What Is an Auto Loan?

An auto loan is a specific loan type for automobiles. It’s a secured loan strictly tied to the car you just purchased, and it’s designed to help you pay for a car you can’t afford to pay for outright. It’s a secured type of loan, which means if you miss a car payment, your car might be impounded. Car loans are offered by private institutions such as banks, financial institutions, or car dealerships directly. Based on the lender, the interest rates will vary wildly. Getting an auto loan is far more flexible than other types of secured loans such as mortgages – as the fees and interest rates are smaller.

Depending on the car you like and the amount of money you need, the interest rates will vary. A good way to lower your monthly installment is by providing a downpayment on your car. That is a preset amount of money you can afford to give the lender to reduce interest rates, overall payments, and other fees associated with getting a new or used car. If you’re going to get a car for the first time, understanding auto loans will be essential.

Unlike payday loans, most of the interest rate and APR will reside on your credit score. The better your credit score, the better deal you’ll be eligible for. Getting the best deal on your auto loan will require a good credit score, a proper lender, and a financially conscious car choice. You don’t want to get a car that you can’t afford to pay. Approval rates depend heavily on your credit score, so having a proper one will help in the overall loan application process. Aside from your credit score, you’ll need to have a light debt load. If your debt load is significant, you might not be approved for an auto loan.

PRO Tip
Auto loan lenders use a DTI to determine if you’re eligible for a loan. The debt to income ratio checks if you’re eligible to meet your payments. Make sure to get your finances in order before you get an auto loan.

The Types Of Auto Loans

There are a lot of different auto loans. Most of these differences are based on the lender. Below, we’ll explore every different type of auto loan.

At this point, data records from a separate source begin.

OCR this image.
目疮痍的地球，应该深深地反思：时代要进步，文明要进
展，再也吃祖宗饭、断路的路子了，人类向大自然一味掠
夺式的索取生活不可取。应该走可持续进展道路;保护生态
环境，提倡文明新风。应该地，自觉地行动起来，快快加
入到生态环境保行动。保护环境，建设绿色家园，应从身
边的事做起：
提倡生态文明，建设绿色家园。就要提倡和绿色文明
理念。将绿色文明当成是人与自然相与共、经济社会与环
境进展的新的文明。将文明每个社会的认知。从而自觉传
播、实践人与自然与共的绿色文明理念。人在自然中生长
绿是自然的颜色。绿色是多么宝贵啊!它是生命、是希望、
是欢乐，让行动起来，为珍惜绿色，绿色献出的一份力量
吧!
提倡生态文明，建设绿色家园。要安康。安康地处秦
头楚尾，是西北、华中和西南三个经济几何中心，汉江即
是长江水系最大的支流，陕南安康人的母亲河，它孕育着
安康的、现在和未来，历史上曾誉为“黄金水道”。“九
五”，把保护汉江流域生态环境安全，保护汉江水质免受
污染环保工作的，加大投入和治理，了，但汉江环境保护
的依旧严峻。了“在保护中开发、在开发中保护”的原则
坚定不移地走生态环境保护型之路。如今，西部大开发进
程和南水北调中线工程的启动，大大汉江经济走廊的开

  • Unsecured & Secured. Unsecured auto loans are not tied to any collateral, such as your car. Banks and financial institutions most often offer these types of loans. Secured auto loans are tied to your car as collateral, and are offered by auto dealerships.
  • Bank & Dealership. Depending on the lender, the rules will change. While a dealership might offer better or no interest rates, banks can offer unsecured loans that are not tied to your collateral. Depending on your budget, you’ll want to make a different choice.
  • Used Car & New Car. Depending on the car itself, the fees and interest rates will vary, just like the overall price. Used cars are usually more consumer-friendly, as they have lower interest rates, APR, and other determining price factors.
  • Lease & Loan. Loans are predetermined amounts of money offered to you to purchase a vehicle. On the other hand, a lease allows you to borrow the car from the dealership for a predetermined amount of time. When that time passes, you can either purchase the car or return it to the dealership.

What are the Interest Rates and Fees on Auto Loans?

Unlike most other types of loans, auto loans have a lot more fees placed on them. The standard interest depends on the type of lender, but it usually doesn’t pass the 5%. The APR and interest will depend on your credit score, so having a better score can get you a better deal. There are also 0% interest fees, but you’ll have to apply for them. Auto dealerships mostly offer these types of fees. Besides the standard loan tax, you’ll have to take the following taxes and fees into consideration.

  • Sales tax
  • Title and registration fees
  • Car insurance fees
  • Dealership fees
  • Trade-in value
  • Documentation fees
  • Repayment fees
  • Leasing fees

The fees on auto loans can be quite high, so it’s important to cut them down as well as possible. That is best done through getting your finances in order, resolving your credit score, putting in a downpayment, and considering a trade-in. Doing these things will significantly cut down on APR, interest rates, and ultimately provide more worth to your car loan.

PRO Tip
Car loans can get quite expensive. You’ll need to do your best to decrease the fees as much as possible. Missing car payments can be disastrous, so make sure to make a conscious, budget aware decision.

What are the Pros and Cons of Auto Loans?

Auto loans aren’t the cheapest thing in the world, and you’ll have to account for a lot of fees. As long as you make a decision that fits your budget, all you need to do is find a loan that fits you, your needs, and your finances well. These types of loans usually come with more benefits than disadvantages, which we will list below.

Auto Loan Advantages

  • Multiple options
  • Multiple lenders
  • Credit score based
  • Loan and leasing options
  • 0% interest rape possibility
  • Competitive market

Auto Loan Disadvanatges

  • Multiple fees
  • Debt to income requirement
  • Could lead to impounding

Final Thoughts

Car loans are a fantastic way to get a car now and pay for it later. While they do have a lot of fees associated with them, as long as you plan your budget and have a decent credit score, having a car loan will be very beneficial.